Als Silvia Zahn im Jahr 2000 nach Hamburg kam, lebte Sie ein halbes Jahr auf der Straße. Tagsüber schlief sie in der Bahn, die Nächte verbrachte sie auf dem Kiez. „Für mich war es ungewohnt, auf der Straße zu leben. Ich hatte gar nichts.“ In einer Hotelküche fand sie Arbeit und kam schließlich 2007 zu „Hinz&Kunzt“.
Dort ist sie heute festangestellt, pflegt in ihrer Freizeit die Katze des Nachbarn und möchte gerne Urlaub in Norwegen machen. „Ich will im Winter nochmal mit den Hurtigruten-Schiffen nach Norwegen und die Nordlichter sehen“, sagt sie. Auf ihrem Bild „Miezekatze auf St. Pauli“ sind genau diese Dinge abgebildet: die Katze in der Nacht auf St. Pauli und am Himmel das Nordlicht.
„Innere Reflexion“ von Jörg Petersen

Das Bild von Jörg Petersen (52) heißt „Innere Reflexion“. Petersen sagt, es zeigt ihn, wie er Frieden findet. „Wenn ich mich nach einem harten Tag hinsetze und allein bin, dann kann ich runterkommen, meine Unruhe verarbeiten.“ Er habe das oft gebraucht, in der Zeit, in der er wohnungslos war und „Hinz&Kunzt“ verkaufte. Dann habe er sich gesagt: „Stopp! So schlimm war‘s doch gar nicht.“
Durch den Verkauf des Magazins habe er an seinem Tiefpunkt wieder Kraft gefunden. Er habe gemerkt, dass er etwas kann. So kam er auch an seinen jetzigen Job als Seniorenberater, einer seiner Kunden bot ihm die Stelle an. Jetzt wohnt Petersen in einer eigenen Wohnung, hat es weg von der Straße geschafft. Trotzdem setzt er sich immer noch manchmal hin und ordnet seine Gedanken. „Darin finde ich Freiheit“, sagt er.

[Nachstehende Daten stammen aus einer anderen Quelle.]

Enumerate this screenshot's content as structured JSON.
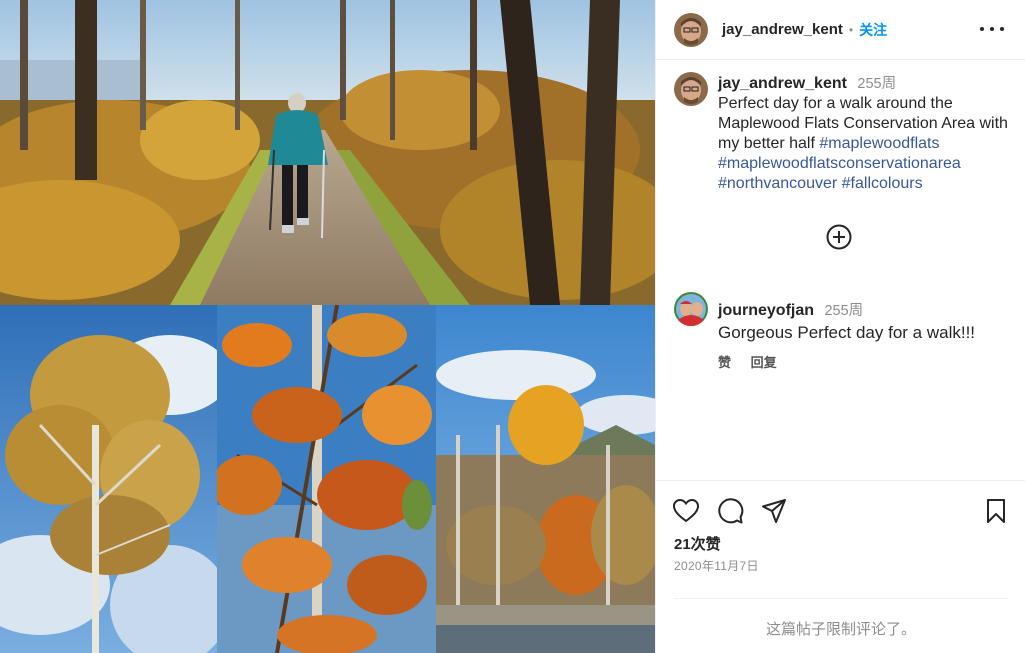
{
  "post": {
    "author": "jay_andrew_kent",
    "separator": "•",
    "follow_label": "关注",
    "more_icon": "more-horizontal-icon"
  },
  "caption": {
    "username": "jay_andrew_kent",
    "time": "255周",
    "text": "Perfect day for a walk around the Maplewood Flats Conservation Area with my better half",
    "hashtags": [
      "#maplewoodflats",
      "#maplewoodflatsconservationarea",
      "#northvancouver",
      "#fallcolours"
    ]
  },
  "load_more_icon": "plus-circle-icon",
  "reply": {
    "username": "journeyofjan",
    "time": "255周",
    "text": "Gorgeous Perfect day for a walk!!!",
    "like_label": "赞",
    "reply_label": "回复"
  },
  "actions": {
    "icons": [
      "heart-icon",
      "comment-icon",
      "share-icon",
      "bookmark-icon"
    ],
    "likes": "21次赞",
    "date": "2020年11月7日"
  },
  "comments_closed": "这篇帖子限制评论了。",
  "colors": {
    "accent": "#0095f6",
    "hashtag": "#385898",
    "muted": "#8e8e8e",
    "text": "#262626"
  }
}
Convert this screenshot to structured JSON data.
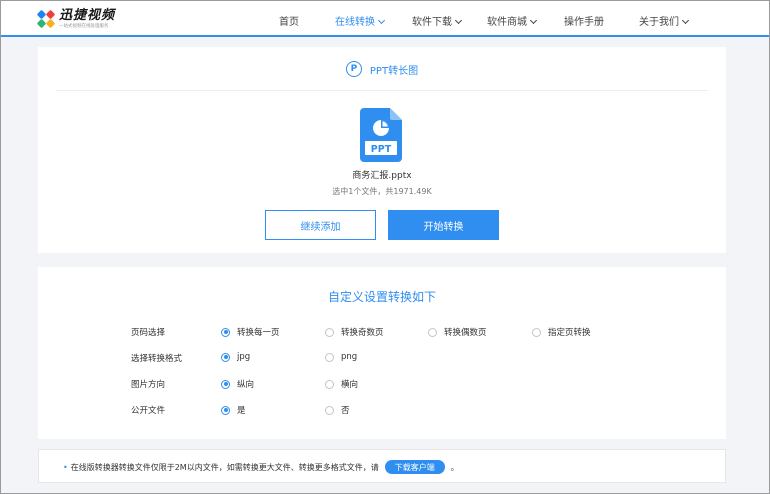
{
  "brand": {
    "name": "迅捷视频",
    "tagline": "一站式视频在线处理服务",
    "colors": {
      "accent": "#2f8ef0",
      "text": "#333333",
      "background": "#f3f4f7"
    }
  },
  "nav": {
    "items": [
      {
        "label": "首页"
      },
      {
        "label": "在线转换"
      },
      {
        "label": "软件下载"
      },
      {
        "label": "软件商城"
      },
      {
        "label": "操作手册"
      },
      {
        "label": "关于我们"
      }
    ]
  },
  "upload": {
    "tool_icon_letter": "P",
    "tool_title": "PPT转长图",
    "file_badge": "PPT",
    "file_name": "商务汇报.pptx",
    "file_info": "选中1个文件，共1971.49K",
    "continue_label": "继续添加",
    "start_label": "开始转换"
  },
  "settings": {
    "title": "自定义设置转换如下",
    "rows": [
      {
        "label": "页码选择",
        "options": [
          "转换每一页",
          "转换奇数页",
          "转换偶数页",
          "指定页转换"
        ],
        "selected": 0
      },
      {
        "label": "选择转换格式",
        "options": [
          "jpg",
          "png"
        ],
        "selected": 0
      },
      {
        "label": "图片方向",
        "options": [
          "纵向",
          "横向"
        ],
        "selected": 0
      },
      {
        "label": "公开文件",
        "options": [
          "是",
          "否"
        ],
        "selected": 0
      }
    ]
  },
  "notice": {
    "bullet": "•",
    "text": "在线版转换器转换文件仅限于2M以内文件，如需转换更大文件、转换更多格式文件，请",
    "download_label": "下载客户端",
    "end": "。"
  }
}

„Eine stürmische Nacht“ von Peter Konken

Peter Konken ist 63 und hat vor 28 Jahren angefangen „Hinz&Kunzt“ zu verkaufen. Als er seine Wohnung verlor, schlief er in seinem geleasten Opel Astra, für den er aber die Raten nicht mehr bezahlen konnte. Konken wurde obdachlos und übernachtete zwei Jahre lang in einem Zelt an der Elbe. Dieses Zelt ist auf seinem Bild zu sehen, Konken sagt: „Der Computer hat sogar die Farbe von meinem Zelt getroffen. Dabei habe ich die gar nicht erwähnt“.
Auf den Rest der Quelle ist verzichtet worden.